Immune cells found to prevent bone marrow transplant rejection
16 July 2014
Cornell researchers have identified a type of immune system cell that prevents a patient's body from attacking donor cells after a bone marrow transplant, a condition called graft-versus-host disease (GVHD).
Such transplants are given in patients with, for example, leukemia or lymphoma or when chemotherapy destroys bone marrow.
These immune cells, called innate memory phenotype CD4+ T-cells, make a protein that suppresses the immune system from attacking newly introduced tissue.
In bone marrow transplant cases, doctors try to match the donor's and patient's tissue types, but it can be difficult to find an exact match.
As a result, patients often need immune-suppressive drugs, which have such side effects as liver and kidney damage and overall immune system deficiency.

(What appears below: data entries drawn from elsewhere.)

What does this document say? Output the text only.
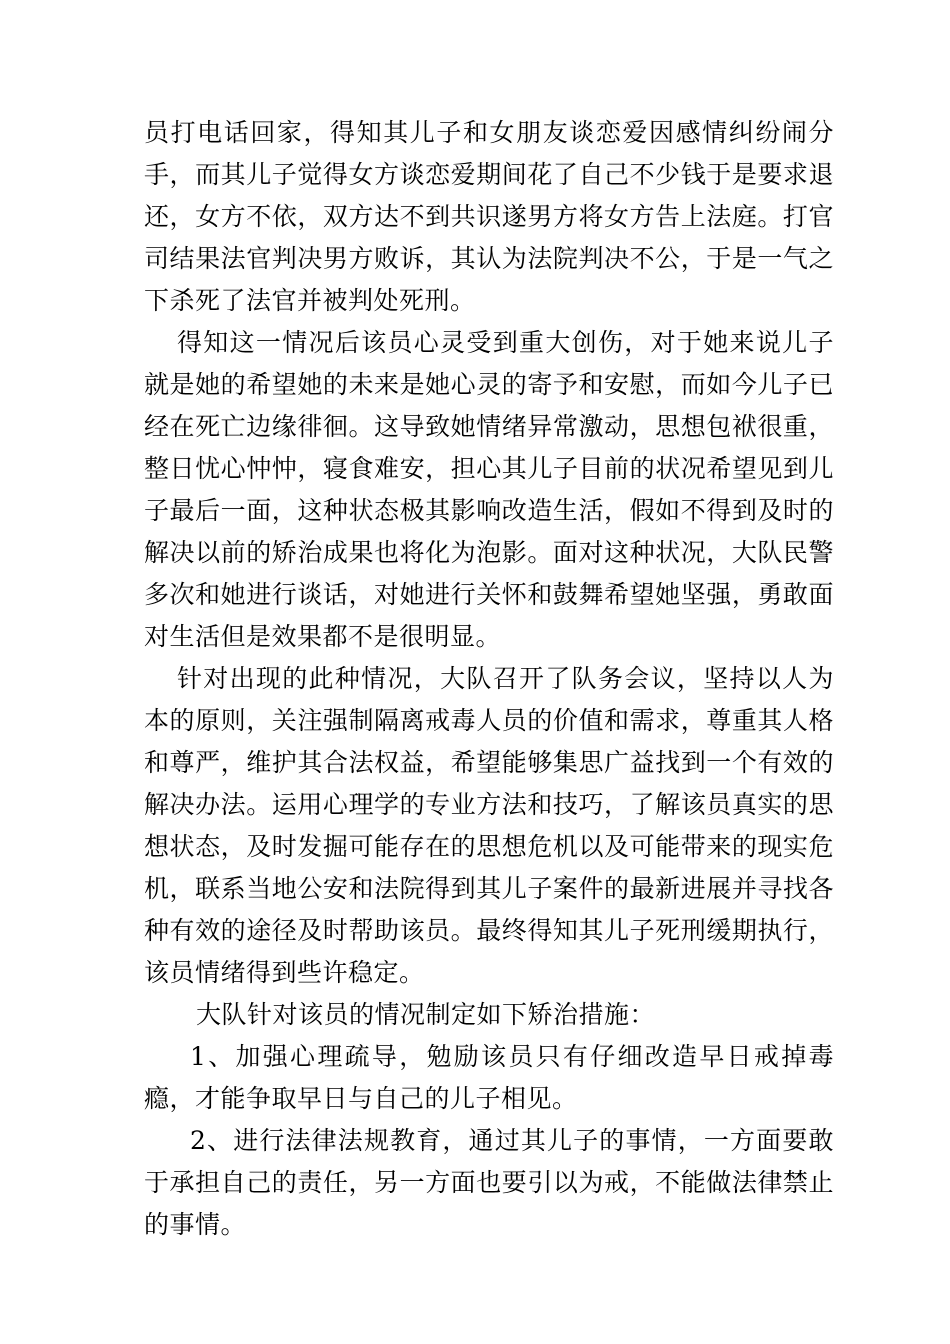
员打电话回家，得知其儿子和女朋友谈恋爱因感情纠纷闹分手，而其儿子觉得女方谈恋爱期间花了自己不少钱于是要求退还，女方不依，双方达不到共识遂男方将女方告上法庭。打官司结果法官判决男方败诉，其认为法院判决不公，于是一气之下杀死了法官并被判处死刑。

得知这一情况后该员心灵受到重大创伤，对于她来说儿子就是她的希望她的未来是她心灵的寄予和安慰，而如今儿子已经在死亡边缘徘徊。这导致她情绪异常激动，思想包袱很重，整日忧心忡忡，寝食难安，担心其儿子目前的状况希望见到儿子最后一面，这种状态极其影响改造生活，假如不得到及时的解决以前的矫治成果也将化为泡影。面对这种状况，大队民警多次和她进行谈话，对她进行关怀和鼓舞希望她坚强，勇敢面对生活但是效果都不是很明显。

针对出现的此种情况，大队召开了队务会议，坚持以人为本的原则，关注强制隔离戒毒人员的价值和需求，尊重其人格和尊严，维护其合法权益，希望能够集思广益找到一个有效的解决办法。运用心理学的专业方法和技巧，了解该员真实的思想状态，及时发掘可能存在的思想危机以及可能带来的现实危机，联系当地公安和法院得到其儿子案件的最新进展并寻找各种有效的途径及时帮助该员。最终得知其儿子死刑缓期执行，该员情绪得到些许稳定。

大队针对该员的情况制定如下矫治措施：

1、加强心理疏导，勉励该员只有仔细改造早日戒掉毒瘾，才能争取早日与自己的儿子相见。

2、进行法律法规教育，通过其儿子的事情，一方面要敢于承担自己的责任，另一方面也要引以为戒，不能做法律禁止的事情。
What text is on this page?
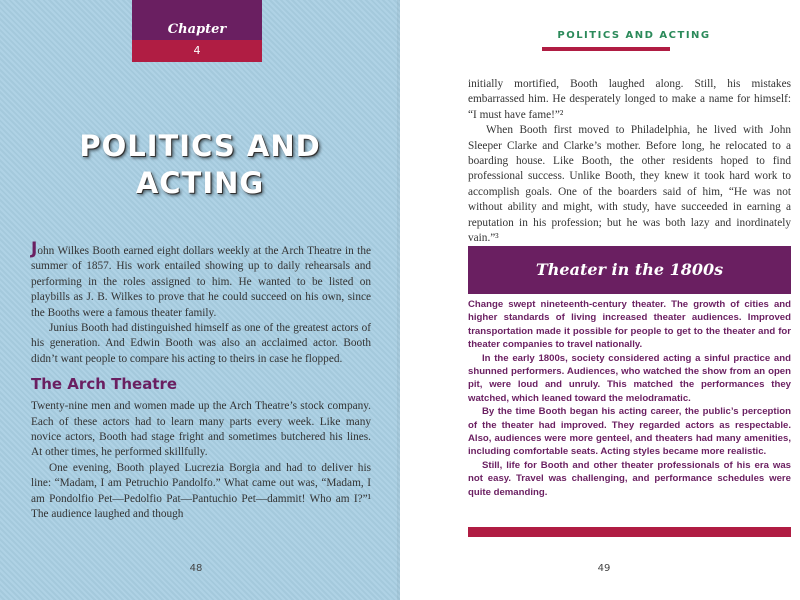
Chapter
4
POLITICS AND ACTING

John Wilkes Booth earned eight dollars weekly at the Arch Theatre in the summer of 1857. His work entailed showing up to daily rehearsals and performing in the roles assigned to him. He wanted to be listed on playbills as J. B. Wilkes to prove that he could succeed on his own, since the Booths were a famous theater family.

Junius Booth had distinguished himself as one of the greatest actors of his generation. And Edwin Booth was also an acclaimed actor. Booth didn’t want people to compare his acting to theirs in case he flopped.

The Arch Theatre

Twenty-nine men and women made up the Arch Theatre’s stock company. Each of these actors had to learn many parts every week. Like many novice actors, Booth had stage fright and sometimes butchered his lines. At other times, he performed skillfully.

One evening, Booth played Lucrezia Borgia and had to deliver his line: “Madam, I am Petruchio Pandolfo.” What came out was, “Madam, I am Pondolfio Pet—Pedolfio Pat—Pantuchio Pet—dammit! Who am I?”¹ The audience laughed and though

48
POLITICS AND ACTING

initially mortified, Booth laughed along. Still, his mistakes embarrassed him. He desperately longed to make a name for himself: “I must have fame!”²

When Booth first moved to Philadelphia, he lived with John Sleeper Clarke and Clarke’s mother. Before long, he relocated to a boarding house. Like Booth, the other residents hoped to find professional success. Unlike Booth, they knew it took hard work to accomplish goals. One of the boarders said of him, “He was not without ability and might, with study, have succeeded in earning a reputation in his profession; but he was both lazy and inordinately vain.”³

Theater in the 1800s

Change swept nineteenth-century theater. The growth of cities and higher standards of living increased theater audiences. Improved transportation made it possible for people to get to the theater and for theater companies to travel nationally.

In the early 1800s, society considered acting a sinful practice and shunned performers. Audiences, who watched the show from an open pit, were loud and unruly. This matched the performances they watched, which leaned toward the melodramatic.

By the time Booth began his acting career, the public’s perception of the theater had improved. They regarded actors as respectable. Also, audiences were more genteel, and theaters had many amenities, including comfortable seats. Acting styles became more realistic.

Still, life for Booth and other theater professionals of his era was not easy. Travel was challenging, and performance schedules were quite demanding.

49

Published in the Journal of Immunology, the research identifies conditions that regulate these special immune cells. The researchers hope the findings will lead to ways to identify and possibly boost the presence of these cells.

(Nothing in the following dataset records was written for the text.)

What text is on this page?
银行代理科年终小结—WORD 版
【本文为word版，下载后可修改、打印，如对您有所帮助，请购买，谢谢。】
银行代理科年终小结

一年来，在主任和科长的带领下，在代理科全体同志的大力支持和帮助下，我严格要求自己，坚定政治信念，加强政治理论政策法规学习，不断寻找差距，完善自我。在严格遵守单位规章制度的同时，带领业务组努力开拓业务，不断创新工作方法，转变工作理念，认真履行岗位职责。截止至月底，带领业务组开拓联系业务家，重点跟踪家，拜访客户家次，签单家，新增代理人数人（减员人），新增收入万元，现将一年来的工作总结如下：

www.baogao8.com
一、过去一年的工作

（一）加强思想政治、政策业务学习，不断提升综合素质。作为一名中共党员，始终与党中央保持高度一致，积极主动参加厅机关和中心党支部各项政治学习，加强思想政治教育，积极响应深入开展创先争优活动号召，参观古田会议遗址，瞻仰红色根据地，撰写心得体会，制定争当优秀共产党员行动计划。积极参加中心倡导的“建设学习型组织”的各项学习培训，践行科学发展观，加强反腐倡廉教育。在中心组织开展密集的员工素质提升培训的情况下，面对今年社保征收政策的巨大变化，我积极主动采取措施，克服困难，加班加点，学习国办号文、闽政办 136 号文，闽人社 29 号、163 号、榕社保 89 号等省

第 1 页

''This study points to a road map for clinicians trying to avoid graft-versus-host disease,'' said Avery August, professor of microbiology and immunology, and senior author of the study. Weishan Huang, a postdoctoral associate in August's lab, is the paper's lead author.

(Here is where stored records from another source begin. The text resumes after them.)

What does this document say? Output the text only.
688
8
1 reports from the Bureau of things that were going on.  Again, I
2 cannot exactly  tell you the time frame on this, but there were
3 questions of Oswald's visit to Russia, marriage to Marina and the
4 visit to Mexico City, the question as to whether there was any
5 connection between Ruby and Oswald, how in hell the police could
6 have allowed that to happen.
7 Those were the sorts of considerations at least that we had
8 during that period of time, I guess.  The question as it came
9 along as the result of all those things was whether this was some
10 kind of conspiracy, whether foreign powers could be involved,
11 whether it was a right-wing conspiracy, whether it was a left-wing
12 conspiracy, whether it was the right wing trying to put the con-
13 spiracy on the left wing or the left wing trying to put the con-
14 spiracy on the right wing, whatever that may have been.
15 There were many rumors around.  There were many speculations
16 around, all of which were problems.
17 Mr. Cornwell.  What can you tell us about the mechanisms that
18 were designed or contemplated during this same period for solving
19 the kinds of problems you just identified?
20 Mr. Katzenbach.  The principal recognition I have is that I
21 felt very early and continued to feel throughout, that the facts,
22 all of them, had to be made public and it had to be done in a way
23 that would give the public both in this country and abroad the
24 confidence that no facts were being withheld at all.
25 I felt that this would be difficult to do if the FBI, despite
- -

''If these cells are present, those patients will be protected from GVHD, and if we can boost their presence, we can suppress the disease, I predict based on our mouse studies,'' August added.
The researchers are working to identify markers to distinguish these cells from other, closely related CD4+ T-cells.
They are in the process of obtaining approval to work with physicians at Weill Cornell Medical College to characterise these cells in human bone marrow transplant patients to find out if they can predict bone marrow graft acceptance or not, based on the presence of these cells.
For the study, the researchers used inbred, genetically identical mice engineered to selectively express immune system protein tags, which allowed the researchers to identify the specific cell populations.
Co-authors include researchers from Pennsylvania State University and the University of Pennsylvania. The National Institutes of Health funded the research.